The Courier-Post, on December 28, 1923, recounted another raid at the Tumble Inn. “How county detectives found hidden panels opening into secret passageways leading to elaborately fitted bars … was related in Judge Smathers’ court.” On January 10, 1924, The Monmouth Inquirer, reporting on the same December raid, stated “Café proprietors had resorted to false walls to conceal their rum stocks, according to testimony offered in court in Atlantic City by county detectives in connection with raids made on Christmas Eve. They testified that at the Tumble Inn … the raiders found that by pressing a button they could enter a passageway leading to a liquor emporium.” Again, the bartender and Louis Nathanson, the “alleged proprietor,” were arrested.

On January 25, 1925, the Atlantic City Gazette-Review reported about one final raid on the Tumble Inn. The “notorious café” was visited by “Vice Squad detectives” once again who were “about to give up their efforts to locate liquor” when one of them dropped a cufflink at the top of a stairway. As he bent down to pick it up he noticed peculiarly shaped floorboards, which led to the discovery of a “cleverly concealed closet” with “fifteen gallons of alcohol, five one-gallon containers and five quarts of moonshine.” Another bartender was again arrested. The report went on to say that the Tumble Inn has been “raided times without number,” and that “the Vice Squad and Federal men make it a ‘port of call’ on many occasions.” The paper concluded that “It is said that this place is one of those that is due for a padlocking in the near future.” The Trenton Evening Times on May 29, 1925, confirmed that the Tumble Inn was on a list of Atlantic City hotel properties under consideration for padlocking by a judge for operating nuisance establishments.

Even after Prohibition had ended, an unnamed saloon at the same address owned by one Louis Nathanson, was the scene of a murder.
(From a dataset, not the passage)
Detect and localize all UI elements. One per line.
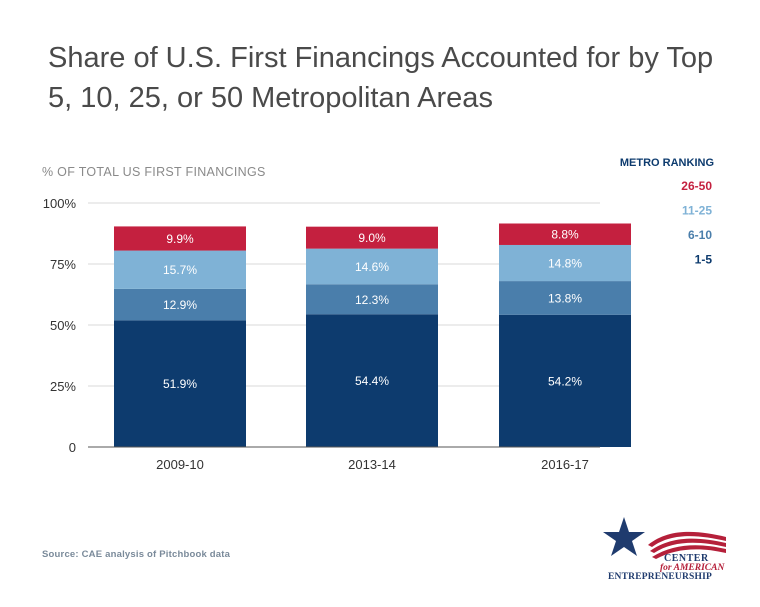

The Press of Atlantic City on May 13, 1935, reported that about 4 a.m., after a male patron tried to enter the “women’s retiring room,” he was informed by the bartender he couldn’t go there. The patron then grabbed a stove poker and assaulted the bartender. He followed the bartender behind the bar, who grabbed a gun and fired two shots into the floor “to scare him,” then fired at the patron in self-defense. The bartender was arrested and held without bail, this time for murder.

After this, it seems the Tumble Inn faded into the mists of time, leaving us with its infamous legacy.